Saturday, October 08, 2005

An affective paper

It seems like as I read articles in Donna's class that I keep seeing glimmers of reader response theory. The class is the Rhetoric of Emotion, Affect, and Motives. It seems that our readings are leading us to think more about affect, and I guess I took that to mean "where is it?" And, if it's not there, "why not?"

Emotion isn't a valued thing in our society. I sat at a speech tournament and heard a very intelligent young woman say that a woman shouldn't be president because she would be too emotional. So we equate emotion with being irrational or illogical.

So let me try to connec this to rhetoric. For Aristotle, emotion was a tool to persuade. But if you are using it as a tool, you really have to have control of it, you have to be able to balance the emotion. Can't have too much or too little. A good example might be Howard Dean. He had too much and the nation, generally, came down on him for that.

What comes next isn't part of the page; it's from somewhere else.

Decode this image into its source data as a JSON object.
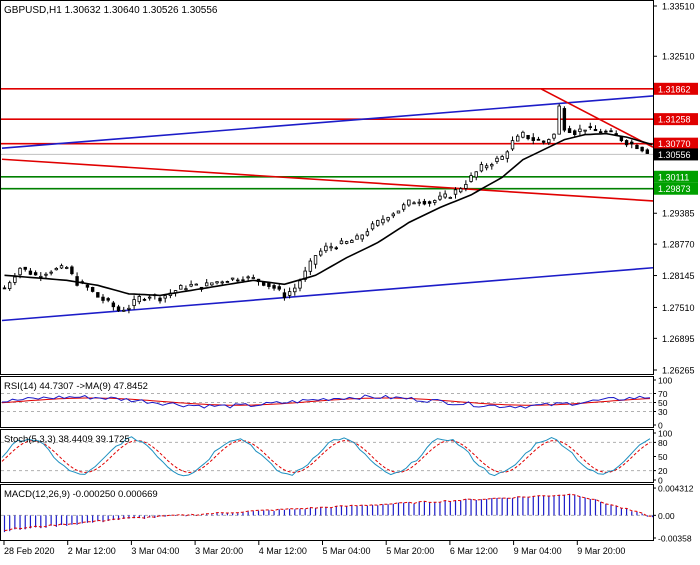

I want to make a connection between emotion and reading. I will generalize here and say that many high school English teachers prescribe to a New Critic stance when approaching literature. There understanding would be that there is one interpretation to a text. This interpretation from the teacher is assessed by a multiple choice test or by a literary analysis paper or a compare-contrast--some paper steeped in rhetorical tradition. These lit. analysis papers, at least when I was in college and I think this is still true, need to be in the third person. You might take a literary element and analyze that through the text. You need to appear objective although you are arguing for an interpretation (more like supporting an interpretation already outlined by the teacher).

Showing emotion in a lit. analysis paper is not a good thing. Good papers are detached, rationale, logical, and organized in a linear fashion.

My suggestion is that reader response theory isn't in classrooms or is misunderstood because it does value an aesthetic or affective response. Although Rosenblatt outlined a continuum with aesthetic on one end and efferent on the other. She didn't really say, I don't think, that one was better than the other, but that both needed to be used in the classroom. But the only approach that we see a majority of the time is the efferent response--that without emotion.

Emotion is seen as silly. For instance, reader response theory may be summarized by those who don't know much about as asking students a questions like this, "How do you feel about the text?" Or they think that reader response means that any answer is okay, no one is wrong.

Is it that our dominant cultural value of being logical and unemotional is so strong that we see sharing emotion or personal connection as a mistake?

I have some more ideas about this paper, but I would love to hear any comments.